The international community recognizes FGM as a human rights violation through several treaties. It has no health benefits and can result in significant health complications for the women and girls affected, as well as social consequences and an economic burden for health systems and society.

Globally, FGM is estimated to have been performed on more than 200 million girls and women alive today. More than three million girls are at risk each year, and this number is expected to increase to 4.6 million girls in 2030 unless we accelerate action to prevent this harmful practice. 
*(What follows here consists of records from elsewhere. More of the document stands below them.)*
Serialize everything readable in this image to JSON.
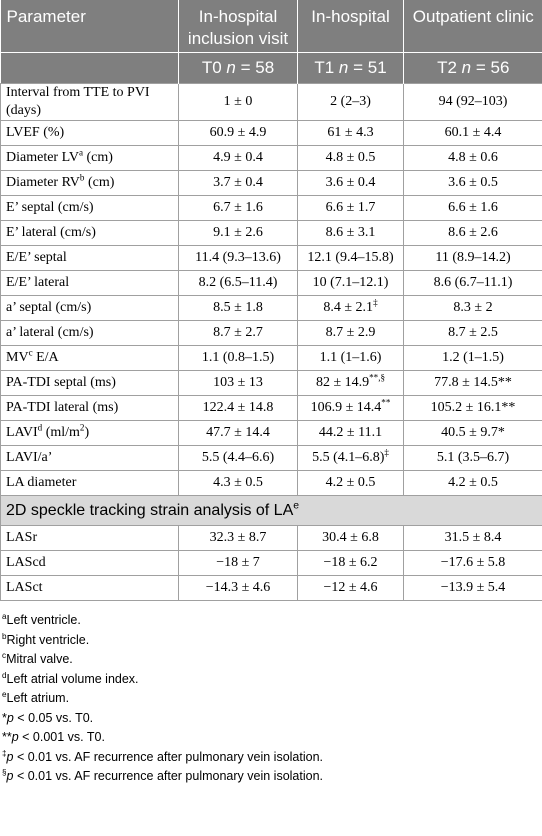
{
  "table": {
    "header": [
      [
        "Parameter",
        "In-hospital inclusion visit",
        "In-hospital",
        "Outpatient clinic"
      ],
      [
        "",
        {
          "text": "T0 ",
          "italic": "n",
          "tail": " = 58"
        },
        {
          "text": "T1 ",
          "italic": "n",
          "tail": " = 51"
        },
        {
          "text": "T2 ",
          "italic": "n",
          "tail": " = 56"
        }
      ]
    ],
    "rows": [
      [
        "Interval from TTE to PVI (days)",
        "1 ± 0",
        "2 (2–3)",
        "94 (92–103)"
      ],
      [
        "LVEF (%)",
        "60.9 ± 4.9",
        "61 ± 4.3",
        "60.1 ± 4.4"
      ],
      [
        {
          "text": "Diameter LV",
          "sup": "a",
          "tail": " (cm)"
        },
        "4.9 ± 0.4",
        "4.8 ± 0.5",
        "4.8 ± 0.6"
      ],
      [
        {
          "text": "Diameter RV",
          "sup": "b",
          "tail": " (cm)"
        },
        "3.7 ± 0.4",
        "3.6 ± 0.4",
        "3.6 ± 0.5"
      ],
      [
        "E’ septal (cm/s)",
        "6.7 ± 1.6",
        "6.6 ± 1.7",
        "6.6 ± 1.6"
      ],
      [
        "E’ lateral (cm/s)",
        "9.1 ± 2.6",
        "8.6 ± 3.1",
        "8.6 ± 2.6"
      ],
      [
        "E/E’ septal",
        "11.4 (9.3–13.6)",
        "12.1 (9.4–15.8)",
        "11 (8.9–14.2)"
      ],
      [
        "E/E’ lateral",
        "8.2 (6.5–11.4)",
        "10 (7.1–12.1)",
        "8.6 (6.7–11.1)"
      ],
      [
        "a’ septal (cm/s)",
        "8.5 ± 1.8",
        {
          "text": "8.4 ± 2.1",
          "sup": "‡"
        },
        "8.3 ± 2"
      ],
      [
        "a’ lateral (cm/s)",
        "8.7 ± 2.7",
        "8.7 ± 2.9",
        "8.7 ± 2.5"
      ],
      [
        {
          "text": "MV",
          "sup": "c",
          "tail": " E/A"
        },
        "1.1 (0.8–1.5)",
        "1.1 (1–1.6)",
        "1.2 (1–1.5)"
      ],
      [
        "PA-TDI septal (ms)",
        "103 ± 13",
        {
          "text": "82 ± 14.9",
          "sup": "**,§"
        },
        "77.8 ± 14.5**"
      ],
      [
        "PA-TDI lateral (ms)",
        "122.4 ± 14.8",
        {
          "text": "106.9 ± 14.4",
          "sup": "**"
        },
        "105.2 ± 16.1**"
      ],
      [
        {
          "text": "LAVI",
          "sup": "d",
          "tail": " (ml/m",
          "sup2": "2",
          "end": ")"
        },
        "47.7 ± 14.4",
        "44.2 ± 11.1",
        "40.5 ± 9.7*"
      ],
      [
        "LAVI/a’",
        "5.5 (4.4–6.6)",
        {
          "text": "5.5 (4.1–6.8)",
          "sup": "‡"
        },
        "5.1 (3.5–6.7)"
      ],
      [
        "LA diameter",
        "4.3 ± 0.5",
        "4.2 ± 0.5",
        "4.2 ± 0.5"
      ]
    ],
    "section": {
      "text": "2D speckle tracking strain analysis of LA",
      "sup": "e"
    },
    "section_rows": [
      [
        "LASr",
        "32.3 ± 8.7",
        "30.4 ± 6.8",
        "31.5 ± 8.4"
      ],
      [
        "LAScd",
        "−18 ± 7",
        "−18 ± 6.2",
        "−17.6 ± 5.8"
      ],
      [
        "LASct",
        "−14.3 ± 4.6",
        "−12 ± 4.6",
        "−13.9 ± 5.4"
      ]
    ]
  },
  "footnotes": [
    {
      "sup": "a",
      "text": "Left ventricle."
    },
    {
      "sup": "b",
      "text": "Right ventricle."
    },
    {
      "sup": "c",
      "text": "Mitral valve."
    },
    {
      "sup": "d",
      "text": "Left atrial volume index."
    },
    {
      "sup": "e",
      "text": "Left atrium."
    },
    {
      "mark": "*",
      "italic": "p",
      "text": " < 0.05 vs. T0."
    },
    {
      "mark": "**",
      "italic": "p",
      "text": " < 0.001 vs. T0."
    },
    {
      "sup": "‡",
      "italic": "p",
      "text": " < 0.01 vs. AF recurrence after pulmonary vein isolation."
    },
    {
      "sup": "§",
      "italic": "p",
      "text": " < 0.01 vs. AF recurrence after pulmonary vein isolation."
    }
  ]
}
Eliminating FGM will require the full support of donors and decision-makers. To support the call for increased investment, at WHO, today we are launching an interactive FGM economic cost calculator. The tool visualizes the health and economic costs of FGM and the potential cost savings in implementing interventions to prevent it. The calculator is relevant to decision-makers, donors and communities, who can use its results to inform actions towards eliminating FGM.

In the African Region, FGM occurs in 30 countries. We have seen progress – for instance, in Burkina Faso, Kenya, Liberia and Togo, FGM has decreased among girls aged 15 to 19 years over the past 30 years. However, collectively we need to do more to protect girls, women and communities from the harms associated with FGM.

At WHO, we are working with Member States and partners to eliminate FGM by:

  • developing guidelines, tools, training, and policies for health workers to provide the highest quality health care, including counselling girls and women living with FGM, while also taking actions to prevent the practice;
  • generating knowledge about the causes and consequences of the practice and about how to prevent it; and
  • developing publications and advocacy tools efforts to end FGM.

Today, I appeal to decision-makers, policy-makers, programme planners, and donors to use the new WHO calculator to inform decisions and invest more to eliminate FGM within a generation.